Configuration Overview
In the probes file:
+JunOSPing
binary = /usr/bin/ssh
junosh_user = monitor
junosh_key = /etc/SmokePing/keys/id_rsa
junosh_ping_args = rapid count 5
In the targets file:
+ProviderLevel
++JUN-RTR-UP1
probe = JunOSPing
host = 198.51.100.1
Enhancing Data Collection with Alerts
To proactively detect issues, configure SmokePing alerts. Define thresholds for packet loss, latency, and RTT deviation.
Example alert config in Alerts
:
+lossdetect
type = loss
pattern = >5%,*5%,*5%
comment = Packet loss >5% for 3 consecutive measurements
Bind this alert to your provider targets in Targets
:
alerts = lossdetect
You can configure email notifications for alerts by editing ~/.SmokePing/config
and integrating a mail service like msmtp
.
Viewing & Interpreting Results
Access your SmokePing dashboard:
http://yourserver-ip/SmokePing
You’ll see graphs for each provider path, including:
- Round Trip Time (RTT)
- Packet loss
- Latency variations
This provides a real-time comparative view of your providers.
You can hover over the graphs to see historical RTT spikes, loss patterns, and jitter.
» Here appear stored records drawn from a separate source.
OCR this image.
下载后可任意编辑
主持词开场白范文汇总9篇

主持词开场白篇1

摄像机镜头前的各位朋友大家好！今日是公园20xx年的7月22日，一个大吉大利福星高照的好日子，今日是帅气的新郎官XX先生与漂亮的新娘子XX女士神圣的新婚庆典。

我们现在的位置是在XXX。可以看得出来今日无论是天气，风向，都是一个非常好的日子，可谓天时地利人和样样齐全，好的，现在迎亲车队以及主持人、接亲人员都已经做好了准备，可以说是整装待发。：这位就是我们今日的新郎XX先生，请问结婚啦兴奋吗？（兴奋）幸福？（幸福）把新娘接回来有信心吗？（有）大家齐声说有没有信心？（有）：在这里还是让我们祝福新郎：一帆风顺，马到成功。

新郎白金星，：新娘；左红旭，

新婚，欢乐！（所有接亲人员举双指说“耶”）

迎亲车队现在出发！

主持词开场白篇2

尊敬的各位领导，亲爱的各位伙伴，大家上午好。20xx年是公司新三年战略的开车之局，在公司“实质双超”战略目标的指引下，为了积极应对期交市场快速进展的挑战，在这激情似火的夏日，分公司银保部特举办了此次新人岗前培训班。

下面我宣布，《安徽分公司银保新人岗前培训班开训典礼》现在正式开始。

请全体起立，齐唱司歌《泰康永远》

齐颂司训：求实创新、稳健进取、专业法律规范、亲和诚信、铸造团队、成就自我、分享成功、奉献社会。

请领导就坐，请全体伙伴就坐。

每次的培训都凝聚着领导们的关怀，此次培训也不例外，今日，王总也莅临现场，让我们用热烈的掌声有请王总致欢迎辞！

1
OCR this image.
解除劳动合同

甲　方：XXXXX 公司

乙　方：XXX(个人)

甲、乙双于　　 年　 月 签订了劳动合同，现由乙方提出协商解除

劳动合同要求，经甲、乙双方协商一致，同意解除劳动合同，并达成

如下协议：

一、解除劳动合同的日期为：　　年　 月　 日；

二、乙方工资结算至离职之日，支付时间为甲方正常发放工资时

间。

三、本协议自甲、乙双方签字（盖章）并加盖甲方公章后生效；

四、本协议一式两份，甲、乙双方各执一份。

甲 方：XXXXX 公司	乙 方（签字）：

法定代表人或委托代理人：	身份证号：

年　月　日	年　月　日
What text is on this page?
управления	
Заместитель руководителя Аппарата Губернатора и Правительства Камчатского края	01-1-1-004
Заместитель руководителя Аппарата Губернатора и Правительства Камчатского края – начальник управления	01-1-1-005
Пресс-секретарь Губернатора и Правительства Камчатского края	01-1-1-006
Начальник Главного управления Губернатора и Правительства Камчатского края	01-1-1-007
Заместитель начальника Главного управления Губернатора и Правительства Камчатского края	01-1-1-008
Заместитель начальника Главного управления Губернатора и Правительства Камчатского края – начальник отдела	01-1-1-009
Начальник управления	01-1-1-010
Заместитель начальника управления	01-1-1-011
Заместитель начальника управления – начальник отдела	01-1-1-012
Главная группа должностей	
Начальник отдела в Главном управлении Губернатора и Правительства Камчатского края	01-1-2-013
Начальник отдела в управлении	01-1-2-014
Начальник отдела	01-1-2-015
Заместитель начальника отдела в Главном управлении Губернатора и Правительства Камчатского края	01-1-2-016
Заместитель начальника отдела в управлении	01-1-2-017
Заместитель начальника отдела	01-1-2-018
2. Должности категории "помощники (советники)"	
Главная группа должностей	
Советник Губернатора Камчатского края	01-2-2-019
Colour changes indicate deviation from baselines.
Automating and Extending
Some useful extensions include:
- Email or webhook alerts to notify your team.
- Integrate with Grafana for advanced visualizations using
SmokePing2rrd
. - Use curl or dig probes to monitor HTTP/DNS performance through each provider.
To integrate SmokePing with Grafana, export RRD data using SmokePing2rrd, then import it into a time-series DB like Graphite or InfluxDB for visualization.
Going Live: Best Practices
Before fully relying on SmokePing:
- Validate path routing using
traceroute
ormtr
. - Confirm that firewalls or ISPs aren’t rate-limiting ICMP or affecting probe results.
- Run SmokePing in parallel for a few days before using it for live decisions.
Conclusion
Monitoring provider-level paths with SmokePing ensures your organization is not flying blind when it comes to upstream performance. By actively comparing multiple paths, you gain data-driven insight into latency, packet loss, and failover readiness. Whether you’re balancing between providers or holding one accountable, SmokePing offers a clear window into the otherwise invisible.
By leveraging SmokePing for provider-level monitoring, you transform an opaque part of your network stack into a transparent, actionable source of insight.